Turquet vit la révolution et le supplice du roi Charles. Guy Patin, qui ne lui reconnaît aucun savoir, aucune connaissance, au point de vouloir faire croire que son Apologie était l’œuvre de deux médecins de la Faculté, voudrait également le faire passer pour rebelle, ce qui, on peut le croire, était une accusation grave dans la France royaliste. Il ne semble pas pourtant que Turquet ait pris le parti du Parlement ; nous savons, en effet, que Charles II, à l’exemple de son père et de son grand-père, le nomma son médecin particulier, charge qu’il n’a pu du reste exercer que nominalement ; il est mort à Chelsea, le 16 mars 1655. Il laissa une grande fortune et, au dire de Guy Patin, il serait dans sa vieillesse devenu « très avaricieux, laissant ses enfants mourir de faim ». Il avait été créé chevalier par le roi Jacques en 1625 ; il portait également le titre de baron d’Aubonne (dans le pays de Vaud)[1]. Il avait été marié deux fois ; ses enfants moururent avant lui, à l’exception d’une fille mariée au marquis de Montpeillan, de la maison ducale de la Force.

II.

Le moyen le plus usité pour la préparation de l’hydrogène consiste dans la décomposition de l’acide sulfurique étendu par le zinc ou le fer, par exemple ; c’est la même réaction qui a amené la découverte de ce gaz.
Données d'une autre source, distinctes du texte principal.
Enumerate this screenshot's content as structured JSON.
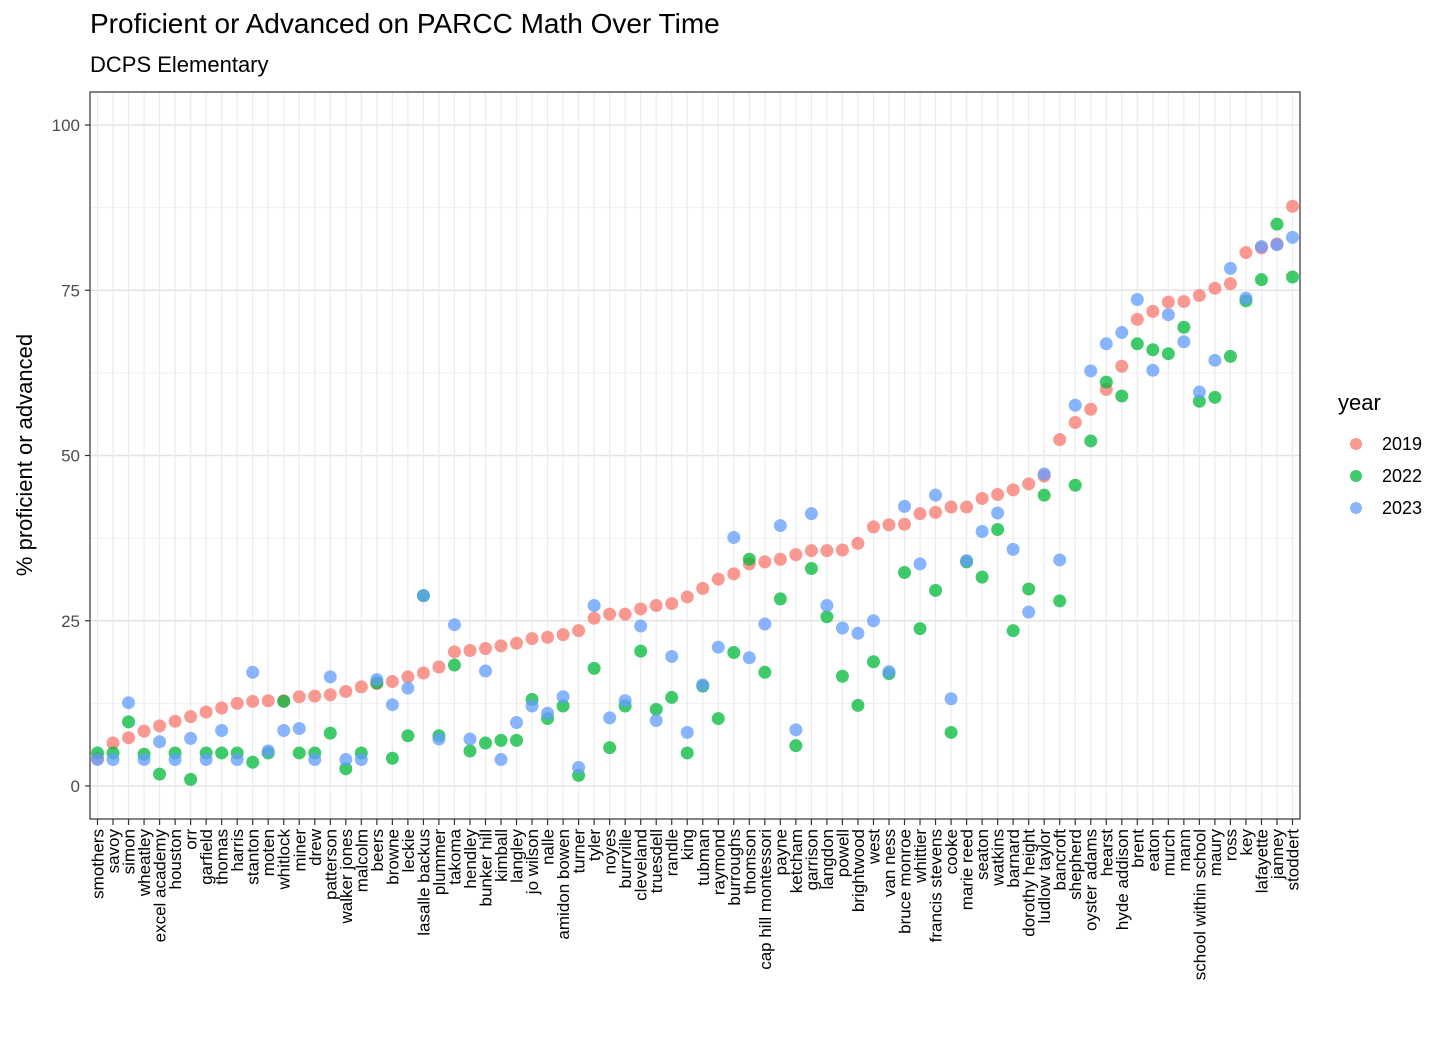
{
  "chart_data": {
    "type": "scatter",
    "title": "Proficient or Advanced on PARCC Math Over Time",
    "subtitle": "DCPS Elementary",
    "ylabel": "% proficient or advanced",
    "xlabel": "",
    "ylim": [
      -5,
      105
    ],
    "yticks": [
      0,
      25,
      50,
      75,
      100
    ],
    "legend_title": "year",
    "legend_position": "right",
    "grid": true,
    "categories": [
      "smothers",
      "savoy",
      "simon",
      "wheatley",
      "excel academy",
      "houston",
      "orr",
      "garfield",
      "thomas",
      "harris",
      "stanton",
      "moten",
      "whitlock",
      "miner",
      "drew",
      "patterson",
      "walker jones",
      "malcolm",
      "beers",
      "browne",
      "leckie",
      "lasalle backus",
      "plummer",
      "takoma",
      "hendley",
      "bunker hill",
      "kimball",
      "langley",
      "jo wilson",
      "nalle",
      "amidon bowen",
      "turner",
      "tyler",
      "noyes",
      "burrville",
      "cleveland",
      "truesdell",
      "randle",
      "king",
      "tubman",
      "raymond",
      "burroughs",
      "thomson",
      "cap hill montessori",
      "payne",
      "ketcham",
      "garrison",
      "langdon",
      "powell",
      "brightwood",
      "west",
      "van ness",
      "bruce monroe",
      "whittier",
      "francis stevens",
      "cooke",
      "marie reed",
      "seaton",
      "watkins",
      "barnard",
      "dorothy height",
      "ludlow taylor",
      "bancroft",
      "shepherd",
      "oyster adams",
      "hearst",
      "hyde addison",
      "brent",
      "eaton",
      "murch",
      "mann",
      "school within school",
      "maury",
      "ross",
      "key",
      "lafayette",
      "janney",
      "stoddert"
    ],
    "series": [
      {
        "name": "2019",
        "color": "#F8766D",
        "values": [
          4.2,
          6.5,
          7.3,
          8.3,
          9.1,
          9.8,
          10.5,
          11.2,
          11.8,
          12.5,
          12.8,
          12.9,
          12.9,
          13.5,
          13.6,
          13.8,
          14.3,
          15.0,
          15.5,
          15.8,
          16.5,
          17.1,
          18.0,
          20.3,
          20.5,
          20.8,
          21.2,
          21.6,
          22.3,
          22.5,
          22.9,
          23.5,
          25.4,
          26.0,
          26.0,
          26.8,
          27.3,
          27.6,
          28.6,
          29.9,
          31.3,
          32.1,
          33.6,
          33.9,
          34.3,
          35.0,
          35.6,
          35.6,
          35.7,
          36.7,
          39.2,
          39.5,
          39.6,
          41.2,
          41.4,
          42.2,
          42.2,
          43.5,
          44.1,
          44.8,
          45.7,
          46.9,
          52.4,
          55.0,
          57.0,
          60.0,
          63.5,
          70.6,
          71.8,
          73.2,
          73.3,
          74.2,
          75.3,
          76.0,
          80.7,
          81.4,
          82.0,
          87.7
        ]
      },
      {
        "name": "2022",
        "color": "#00BA38",
        "values": [
          5.0,
          5.0,
          9.7,
          4.8,
          1.8,
          5.0,
          1.0,
          5.0,
          5.0,
          5.0,
          3.6,
          5.0,
          12.8,
          5.0,
          5.0,
          8.0,
          2.6,
          5.0,
          15.6,
          4.2,
          7.6,
          28.8,
          7.6,
          18.3,
          5.3,
          6.5,
          6.9,
          6.9,
          13.1,
          10.2,
          12.1,
          1.6,
          17.8,
          5.8,
          12.1,
          20.4,
          11.6,
          13.4,
          5.0,
          15.1,
          10.2,
          20.2,
          34.3,
          17.2,
          28.3,
          6.1,
          32.9,
          25.6,
          16.6,
          12.2,
          18.8,
          17.0,
          32.3,
          23.8,
          29.6,
          8.1,
          33.9,
          31.6,
          38.8,
          23.5,
          29.8,
          44.0,
          28.0,
          45.5,
          52.2,
          61.1,
          59.0,
          66.9,
          66.0,
          65.4,
          69.4,
          58.2,
          58.8,
          65.0,
          73.4,
          76.6,
          85.0,
          77.0
        ]
      },
      {
        "name": "2023",
        "color": "#619CFF",
        "values": [
          4.0,
          4.0,
          12.6,
          4.0,
          6.7,
          4.0,
          7.2,
          4.0,
          8.4,
          4.0,
          17.2,
          5.3,
          8.4,
          8.7,
          4.0,
          16.5,
          4.0,
          4.0,
          16.1,
          12.3,
          14.8,
          28.8,
          7.1,
          24.4,
          7.1,
          17.4,
          4.0,
          9.6,
          12.1,
          11.0,
          13.5,
          2.8,
          27.3,
          10.3,
          12.9,
          24.2,
          9.9,
          19.6,
          8.1,
          15.3,
          21.0,
          37.6,
          19.4,
          24.5,
          39.4,
          8.5,
          41.2,
          27.3,
          23.9,
          23.1,
          25.0,
          17.3,
          42.3,
          33.6,
          44.0,
          13.2,
          34.1,
          38.5,
          41.3,
          35.8,
          26.3,
          47.2,
          34.2,
          57.6,
          62.8,
          66.9,
          68.6,
          73.6,
          62.9,
          71.3,
          67.2,
          59.6,
          64.4,
          78.3,
          73.8,
          81.6,
          81.9,
          83.0
        ]
      }
    ]
  }
}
L’acide sulfurique n’était pas connu dans l’antiquité. Nous en trouvons la première mention dans les livres de Geber, qui le prépare en chauffant l’alun. Au XVe siècle, l’huile de vitriol (oleum vitrioli), quoique difficile à obtenir, est devenue cependant un produit d’un usage courant. Dès lors, on remarque ses propriétés corrosives. Basile Valentin donne une recette pour la préparation du sulfate ferreux. « Prends de l’huile de vitriol, dit-il, et dissous-y du fer (martem), tu en feras un vitriol. »

En procédant d’après cette recette, on obtient forcément de l’hydrogène. On pourrait donc croire la découverte accomplie ; ce serait pourtant là une erreur. Il s’agissait de voir que le phénomène de la dissolution était accompagné d’un autre, savoir la production d’un gaz[2]. Or ce fait ne se trouve pas mentionné avant Turquet. Hœfer a bien cru le retrouver dans un passage de Paracelse où il est parlé d’un « air qui se lève et qui fait éruption comme un vent » ; mais ceci a été reconnu depuis comme un simple malentendu.
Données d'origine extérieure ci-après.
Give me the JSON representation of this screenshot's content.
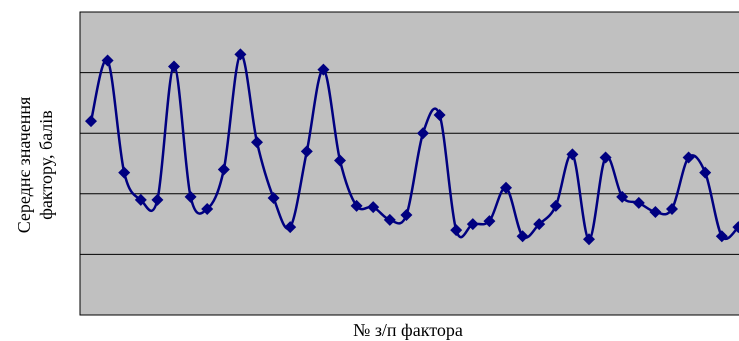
{
  "chart_data": {
    "type": "line",
    "x_label": "№ з/п фактора",
    "y_label": [
      "Середнє значення",
      "фактору, балів"
    ],
    "series": [
      {
        "color": "#000080",
        "values": [
          3.2,
          4.2,
          2.35,
          1.9,
          1.9,
          4.1,
          1.95,
          1.75,
          2.4,
          4.3,
          2.85,
          1.93,
          1.45,
          2.7,
          4.05,
          2.55,
          1.8,
          1.78,
          1.57,
          1.65,
          3.0,
          3.3,
          1.4,
          1.5,
          1.55,
          2.1,
          1.3,
          1.5,
          1.8,
          2.65,
          1.25,
          2.6,
          1.95,
          1.85,
          1.7,
          1.75,
          2.6,
          2.35,
          1.3,
          1.45
        ]
      }
    ],
    "ylim": [
      0,
      5
    ],
    "yticks": [
      1,
      2,
      3,
      4
    ],
    "grid": true,
    "smooth": true,
    "marker": "diamond",
    "background": "#c0c0c0"
  }
}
Par contre, Turquet est des plus explicites sur ce point. Voici la traduction d’un passage de la Pharmacopée (édit. de 1701, p. 150) :

« J’ai pris 8 onces de limaille (de fer) et j’ai versé dessus,

  1. Cette baronnie avait été achetée par Turquet aux seigneurs de Berne et payée 24 300 écus bernois. Montpeillan, qui en hérita après la mort de sa femme, la revendit au célèbre voyageur Tavernier, (Voy. les Dynastes d’Aubonne, dans les Mémoires et documents publiés par la Société d’histoire de la Suisse romande", t. XXVI, p. 311-312.
  2. Voir sur la difficulté qu’il y a à observer un fait inconnu, la curieuse série d’exemples donnée par M. Richet (Revue scientifique du 7 avril 1888).